Ahead of the story, “Chicka Chicka Boom Boom,” the interpreter emailed his mom a diagram for the sign for “coconut,” and she taught it to Ari so he could understand the sentence: “I’ll meet you at the top of the coconut tree!”

– – –

For all the stress, some parents are finding success – and even fulfillment – in virtual learning.

In Santa Monica, California, Julie Pearl Slater, an actress, and her husband, a film editor, have lost work because of the coronavirus crisis. But they have savings to cushion the blow and are able to be home with their middle-school-age children.

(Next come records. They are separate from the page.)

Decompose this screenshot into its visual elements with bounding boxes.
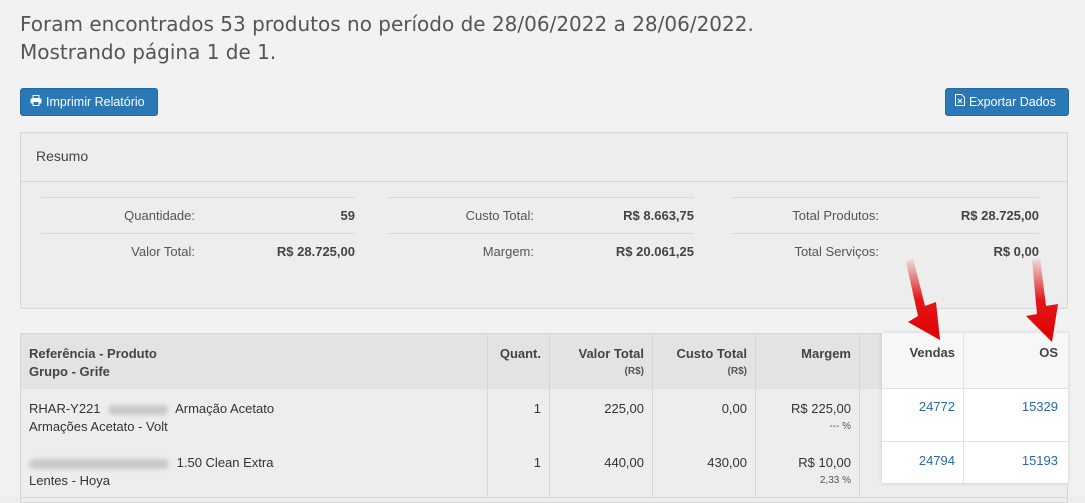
cell-reference-product: 1.50 Clean Extra Lentes - Hoya [21,443,488,497]
stat-label: Total Produtos: [792,208,879,223]
vendas-link[interactable]: 24772 [882,399,955,414]
cell-total-cost: 430,00 [653,443,756,497]
col-header-reference[interactable]: Referência - Produto Grupo - Grife [21,334,488,389]
header-margin-label: Margem [801,346,851,361]
header-reference-product: Referência - Produto [29,346,157,361]
stat-value: R$ 28.725,00 [960,208,1039,223]
row-total-value: 440,00 [604,455,644,470]
row-total-cost: 0,00 [721,401,747,416]
row-group-brand: Armações Acetato - Volt [29,419,168,434]
col-header-margin[interactable]: Margem [756,334,860,389]
os-link[interactable]: 15193 [964,453,1058,468]
cell-total-cost: 0,00 [653,389,756,443]
row-ref-code: RHAR-Y221 [29,401,101,416]
header-total-cost-label: Custo Total [676,346,747,361]
red-arrow-annotation-vendas [906,258,940,340]
stat-label: Valor Total: [131,244,195,259]
row-product-name: 1.50 Clean Extra [176,455,274,470]
col-header-total-value[interactable]: Valor Total (R$) [550,334,653,389]
red-arrow-annotation-os [1026,258,1058,342]
col-header-total-cost[interactable]: Custo Total (R$) [653,334,756,389]
row-quantity: 1 [533,401,541,416]
col-header-vendas[interactable]: Vendas [882,345,955,360]
print-report-button[interactable]: Imprimir Relatório [20,88,158,116]
stat-value: R$ 20.061,25 [615,244,694,259]
results-heading: Foram encontrados 53 produtos no período… [20,10,754,66]
cell-total-value: 225,00 [550,389,653,443]
header-group-brand: Grupo - Grife [29,364,110,379]
summary-stat-total-services: Total Serviços: R$ 0,00 [731,233,1039,269]
highlighted-columns-vendas-os: Vendas OS 24772 15329 24794 15193 [882,333,1068,483]
cell-total-value: 440,00 [550,443,653,497]
col-header-os[interactable]: OS [964,345,1058,360]
summary-stat-total-products: Total Produtos: R$ 28.725,00 [731,197,1039,233]
row-group-brand: Lentes - Hoya [29,473,110,488]
summary-stat-total-cost: Custo Total: R$ 8.663,75 [387,197,694,233]
summary-title: Resumo [21,133,1067,182]
row-total-value: 225,00 [604,401,644,416]
file-export-icon [955,88,965,116]
export-data-button[interactable]: Exportar Dados [945,88,1069,116]
summary-stat-quantity: Quantidade: 59 [41,197,355,233]
row-divider [882,441,1068,442]
row-total-cost: 430,00 [707,455,747,470]
row-margin-value: R$ 225,00 [791,401,851,416]
col-header-quantity[interactable]: Quant. [488,334,550,389]
cell-reference-product: RHAR-Y221 Armação Acetato Armações Aceta… [21,389,488,443]
header-total-cost-unit: (R$) [727,366,747,377]
cell-quantity: 1 [488,443,550,497]
stat-label: Quantidade: [124,208,195,223]
print-report-label: Imprimir Relatório [46,95,145,109]
page: Foram encontrados 53 produtos no período… [0,0,1085,503]
stat-label: Custo Total: [465,208,534,223]
pagination-text: Mostrando página 1 de 1. [20,40,277,64]
row-quantity: 1 [533,455,541,470]
export-data-label: Exportar Dados [969,95,1056,109]
stat-label: Total Serviços: [794,244,879,259]
summary-stat-total-value: Valor Total: R$ 28.725,00 [41,233,355,269]
cell-margin: R$ 10,00 2,33 % [756,443,860,497]
vendas-link[interactable]: 24794 [882,453,955,468]
summary-stat-margin: Margem: R$ 20.061,25 [387,233,694,269]
row-margin-value: R$ 10,00 [798,455,851,470]
redacted-text [29,458,169,469]
redacted-text [108,404,169,415]
cell-margin: R$ 225,00 --- % [756,389,860,443]
stat-value: R$ 8.663,75 [623,208,694,223]
stat-value: 59 [340,208,355,223]
os-link[interactable]: 15329 [964,399,1058,414]
header-quantity-label: Quant. [499,346,541,361]
row-margin-percent: 2,33 % [819,475,851,486]
row-product-name: Armação Acetato [175,401,275,416]
header-total-value-unit: (R$) [624,366,644,377]
stat-label: Margem: [482,244,534,259]
results-count-text: Foram encontrados 53 produtos no período… [20,12,754,36]
header-total-value-label: Valor Total [578,346,645,361]
cell-quantity: 1 [488,389,550,443]
row-margin-percent: --- % [829,421,851,432]
printer-icon [30,88,42,116]
stat-value: R$ 28.725,00 [276,244,355,259]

Graham, in eighth grade, is “essentially teaching himself trigonometry,” Slater said. Her daughter, Riley, 11, misses learning from other kids, but sees an upside to school from home. “I can get done more work so much faster than at school,” Riley said. “I don’t have to wait for everyone else in the class.”

Tiffany Simpson of Bakersfield, California, and her 11-year-old daughter have been reading “Old Yeller” together. “In the past, when she’s reading a book with her class, she tries to catch me up but it’s not the same,” Simpson said.

“I am so impressed with how prepared they were,” Danelle Matlack said of her children’s Catholic school in Schwenksville, Pennsylvania, outside Philadelphia. On top of online lessons, games and specials such as music and Spanish, the school has encouraged students to dress up with a different theme each day: crazy hair day on Tuesday, pajama day on Friday and, on Wednesday, “dress like an older person in honor of those most at risk.”

“The teachers were ready to roll out their new online learning structures in only three days,” said Sonja McKay, whose daughter attends a charter school in Raleigh, N.C. “Are things perfect? No, but it is truly amazing!”